Greed, and by Extension the Greedway, is Good
I simply have had enough of the uninformed whining about the tolls on the Dulles Greenway and the misguided attempts to artificially lower them.
Here’s the deal. The Greenway (not the Dulles Toll Road) is privately owned. It was built on private land with private money. No land was condemned by the state to build it, and, in fact, the Greenway pays more than $3 million per year in property taxes to Loudoun County. (The Greenway owners, by the way, are doing a crappy PR job — there’s some really good info on their site that they need to get out).
As a private entity, and even considering the rather unusual structure by which the owners are repaid and the road turned over to the state, the owners have every reason to maximize revenue. The toll is one factor of that revenue, but the number of paying customers is the other. Thus, to maximize revenue, the owners must price the road according to what the market will bear.

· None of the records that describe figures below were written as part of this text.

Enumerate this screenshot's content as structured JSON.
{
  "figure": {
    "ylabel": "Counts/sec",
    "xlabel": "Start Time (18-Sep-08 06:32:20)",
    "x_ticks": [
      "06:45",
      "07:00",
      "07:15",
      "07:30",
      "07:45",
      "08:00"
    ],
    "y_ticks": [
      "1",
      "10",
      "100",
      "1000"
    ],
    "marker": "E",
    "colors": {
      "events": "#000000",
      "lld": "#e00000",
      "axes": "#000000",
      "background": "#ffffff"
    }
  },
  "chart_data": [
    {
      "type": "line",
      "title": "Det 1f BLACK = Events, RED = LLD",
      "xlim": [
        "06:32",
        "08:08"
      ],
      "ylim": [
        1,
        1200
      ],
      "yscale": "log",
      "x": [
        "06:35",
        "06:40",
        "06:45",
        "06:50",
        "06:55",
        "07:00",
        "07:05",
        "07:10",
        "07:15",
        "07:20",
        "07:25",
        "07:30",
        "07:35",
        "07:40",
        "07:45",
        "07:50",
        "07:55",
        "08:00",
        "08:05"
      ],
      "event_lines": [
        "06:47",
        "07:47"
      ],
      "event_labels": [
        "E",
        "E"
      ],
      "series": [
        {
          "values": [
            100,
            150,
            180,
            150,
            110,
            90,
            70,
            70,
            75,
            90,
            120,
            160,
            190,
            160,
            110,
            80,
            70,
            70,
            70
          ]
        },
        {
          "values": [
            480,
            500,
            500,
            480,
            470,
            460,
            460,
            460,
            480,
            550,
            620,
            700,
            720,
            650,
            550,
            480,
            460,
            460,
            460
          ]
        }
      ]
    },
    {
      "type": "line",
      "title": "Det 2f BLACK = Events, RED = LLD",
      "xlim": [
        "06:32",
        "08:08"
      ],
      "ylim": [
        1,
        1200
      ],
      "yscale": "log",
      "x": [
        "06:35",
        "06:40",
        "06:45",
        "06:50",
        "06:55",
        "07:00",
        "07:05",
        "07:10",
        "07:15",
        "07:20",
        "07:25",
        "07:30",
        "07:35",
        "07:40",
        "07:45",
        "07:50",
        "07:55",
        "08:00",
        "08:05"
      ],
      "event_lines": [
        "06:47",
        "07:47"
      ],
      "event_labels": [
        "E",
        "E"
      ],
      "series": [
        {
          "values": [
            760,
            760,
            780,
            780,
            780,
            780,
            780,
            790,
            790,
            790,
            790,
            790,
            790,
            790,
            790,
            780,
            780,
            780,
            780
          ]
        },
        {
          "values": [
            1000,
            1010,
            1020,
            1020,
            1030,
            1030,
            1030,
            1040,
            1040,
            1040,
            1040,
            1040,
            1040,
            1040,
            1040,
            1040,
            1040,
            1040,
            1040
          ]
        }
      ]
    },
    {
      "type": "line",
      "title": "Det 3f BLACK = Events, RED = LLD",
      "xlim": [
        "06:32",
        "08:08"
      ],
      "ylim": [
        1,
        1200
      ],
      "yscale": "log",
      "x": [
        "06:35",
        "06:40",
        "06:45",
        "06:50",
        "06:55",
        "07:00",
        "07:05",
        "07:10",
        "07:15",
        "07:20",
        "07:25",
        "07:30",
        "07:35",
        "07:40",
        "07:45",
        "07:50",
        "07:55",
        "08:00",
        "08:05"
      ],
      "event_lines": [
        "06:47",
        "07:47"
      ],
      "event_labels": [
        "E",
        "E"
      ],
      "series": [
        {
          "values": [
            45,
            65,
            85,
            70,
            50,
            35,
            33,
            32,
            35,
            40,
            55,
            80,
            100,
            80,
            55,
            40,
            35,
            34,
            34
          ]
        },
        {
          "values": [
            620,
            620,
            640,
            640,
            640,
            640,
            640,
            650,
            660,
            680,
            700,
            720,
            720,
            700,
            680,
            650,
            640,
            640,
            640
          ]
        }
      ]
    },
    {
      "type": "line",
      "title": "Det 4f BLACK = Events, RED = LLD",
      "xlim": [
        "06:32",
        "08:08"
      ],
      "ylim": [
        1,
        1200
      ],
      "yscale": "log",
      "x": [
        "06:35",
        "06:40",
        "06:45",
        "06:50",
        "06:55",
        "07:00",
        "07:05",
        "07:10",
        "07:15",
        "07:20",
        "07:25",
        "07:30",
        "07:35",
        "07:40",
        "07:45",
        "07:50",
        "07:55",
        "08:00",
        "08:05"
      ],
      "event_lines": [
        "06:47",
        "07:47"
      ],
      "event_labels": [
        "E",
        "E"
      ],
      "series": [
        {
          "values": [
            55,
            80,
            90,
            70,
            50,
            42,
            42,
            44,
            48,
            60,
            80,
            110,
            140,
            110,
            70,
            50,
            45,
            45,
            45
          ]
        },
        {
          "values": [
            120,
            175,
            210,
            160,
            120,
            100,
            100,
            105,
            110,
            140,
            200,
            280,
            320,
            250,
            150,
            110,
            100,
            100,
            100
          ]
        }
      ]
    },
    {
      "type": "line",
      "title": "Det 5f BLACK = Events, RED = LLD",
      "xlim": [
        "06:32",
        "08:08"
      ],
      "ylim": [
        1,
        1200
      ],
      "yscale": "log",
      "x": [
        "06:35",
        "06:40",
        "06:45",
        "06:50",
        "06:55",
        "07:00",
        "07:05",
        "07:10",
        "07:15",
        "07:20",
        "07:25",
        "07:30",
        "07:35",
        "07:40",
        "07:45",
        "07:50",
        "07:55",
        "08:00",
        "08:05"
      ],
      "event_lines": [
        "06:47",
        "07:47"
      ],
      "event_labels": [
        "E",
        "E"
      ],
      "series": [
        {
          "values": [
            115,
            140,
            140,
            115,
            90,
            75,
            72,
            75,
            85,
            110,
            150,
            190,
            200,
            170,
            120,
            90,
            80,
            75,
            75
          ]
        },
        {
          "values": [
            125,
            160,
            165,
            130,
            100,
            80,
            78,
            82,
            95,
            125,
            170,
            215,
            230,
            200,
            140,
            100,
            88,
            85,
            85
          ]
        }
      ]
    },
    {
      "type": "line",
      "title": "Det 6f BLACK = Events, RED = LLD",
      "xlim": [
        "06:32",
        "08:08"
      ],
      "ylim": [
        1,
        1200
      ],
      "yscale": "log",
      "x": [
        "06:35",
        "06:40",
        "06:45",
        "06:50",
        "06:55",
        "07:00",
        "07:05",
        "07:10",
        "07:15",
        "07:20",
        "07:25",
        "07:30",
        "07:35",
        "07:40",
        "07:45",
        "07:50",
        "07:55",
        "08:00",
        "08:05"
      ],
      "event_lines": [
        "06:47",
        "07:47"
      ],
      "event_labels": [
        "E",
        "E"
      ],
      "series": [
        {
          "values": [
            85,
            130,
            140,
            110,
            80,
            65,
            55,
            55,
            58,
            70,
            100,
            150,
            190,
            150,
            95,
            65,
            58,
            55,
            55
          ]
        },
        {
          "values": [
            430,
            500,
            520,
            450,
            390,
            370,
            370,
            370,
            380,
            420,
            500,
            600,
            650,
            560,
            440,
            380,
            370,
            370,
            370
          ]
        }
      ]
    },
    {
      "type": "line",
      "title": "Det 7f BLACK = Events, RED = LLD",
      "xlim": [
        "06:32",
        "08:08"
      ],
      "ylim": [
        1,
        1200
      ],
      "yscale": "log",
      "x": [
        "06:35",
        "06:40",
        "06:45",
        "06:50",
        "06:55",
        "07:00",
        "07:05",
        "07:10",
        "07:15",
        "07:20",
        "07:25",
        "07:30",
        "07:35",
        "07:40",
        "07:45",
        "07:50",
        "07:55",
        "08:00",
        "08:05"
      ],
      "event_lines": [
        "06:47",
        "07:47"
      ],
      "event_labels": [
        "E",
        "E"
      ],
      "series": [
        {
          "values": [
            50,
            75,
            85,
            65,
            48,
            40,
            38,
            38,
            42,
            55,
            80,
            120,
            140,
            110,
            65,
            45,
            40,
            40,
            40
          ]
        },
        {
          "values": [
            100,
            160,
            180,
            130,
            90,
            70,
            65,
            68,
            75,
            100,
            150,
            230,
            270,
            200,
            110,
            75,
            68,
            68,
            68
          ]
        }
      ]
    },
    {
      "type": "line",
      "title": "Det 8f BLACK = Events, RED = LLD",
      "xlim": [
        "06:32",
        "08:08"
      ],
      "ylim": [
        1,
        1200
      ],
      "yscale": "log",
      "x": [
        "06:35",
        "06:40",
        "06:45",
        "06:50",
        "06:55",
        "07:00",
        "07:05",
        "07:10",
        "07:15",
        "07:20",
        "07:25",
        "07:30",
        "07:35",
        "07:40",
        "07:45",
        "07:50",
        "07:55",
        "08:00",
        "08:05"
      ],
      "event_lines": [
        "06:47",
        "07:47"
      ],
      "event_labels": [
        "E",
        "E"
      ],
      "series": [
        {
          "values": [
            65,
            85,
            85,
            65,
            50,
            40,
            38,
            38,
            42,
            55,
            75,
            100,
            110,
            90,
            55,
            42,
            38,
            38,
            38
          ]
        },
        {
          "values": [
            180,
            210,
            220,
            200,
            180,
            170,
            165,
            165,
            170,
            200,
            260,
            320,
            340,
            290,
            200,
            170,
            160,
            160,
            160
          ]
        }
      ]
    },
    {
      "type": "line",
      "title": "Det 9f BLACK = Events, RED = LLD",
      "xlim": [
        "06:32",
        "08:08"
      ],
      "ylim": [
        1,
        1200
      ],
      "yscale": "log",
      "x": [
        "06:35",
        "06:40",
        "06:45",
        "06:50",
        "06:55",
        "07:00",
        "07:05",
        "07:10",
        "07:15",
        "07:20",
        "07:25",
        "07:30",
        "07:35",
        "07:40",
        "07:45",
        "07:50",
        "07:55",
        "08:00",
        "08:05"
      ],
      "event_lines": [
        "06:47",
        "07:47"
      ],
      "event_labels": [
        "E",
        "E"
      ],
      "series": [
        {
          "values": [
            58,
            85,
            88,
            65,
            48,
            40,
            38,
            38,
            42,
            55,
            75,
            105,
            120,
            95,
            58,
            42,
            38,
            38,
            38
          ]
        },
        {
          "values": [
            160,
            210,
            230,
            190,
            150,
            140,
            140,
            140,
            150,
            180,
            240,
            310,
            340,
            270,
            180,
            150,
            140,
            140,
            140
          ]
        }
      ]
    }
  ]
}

If it’s too high, no one will use it and they’ll lose money. Simple free enterprise economics. The relatively high fee is more likely a function of the market (that is, the disastrous state of transportation in northern Virginia) than the greed of the owners. The owners can charge that rate because they can, and they can because the alternatives stink.
If you don’t like the toll, don’t pay it and suck up the longer commute. Just don’t give me the mindless populist drivel we hear every election season, particularly from supposedly free market Republicans, that localities need to control the rates or that the rates should just be . . . lower. We need to encourage creative solutions to our traffic problems, and discouraging future attempts at private roads certainly isn’t helping matters. Let the free market work, and we’ll all be better off in the long run.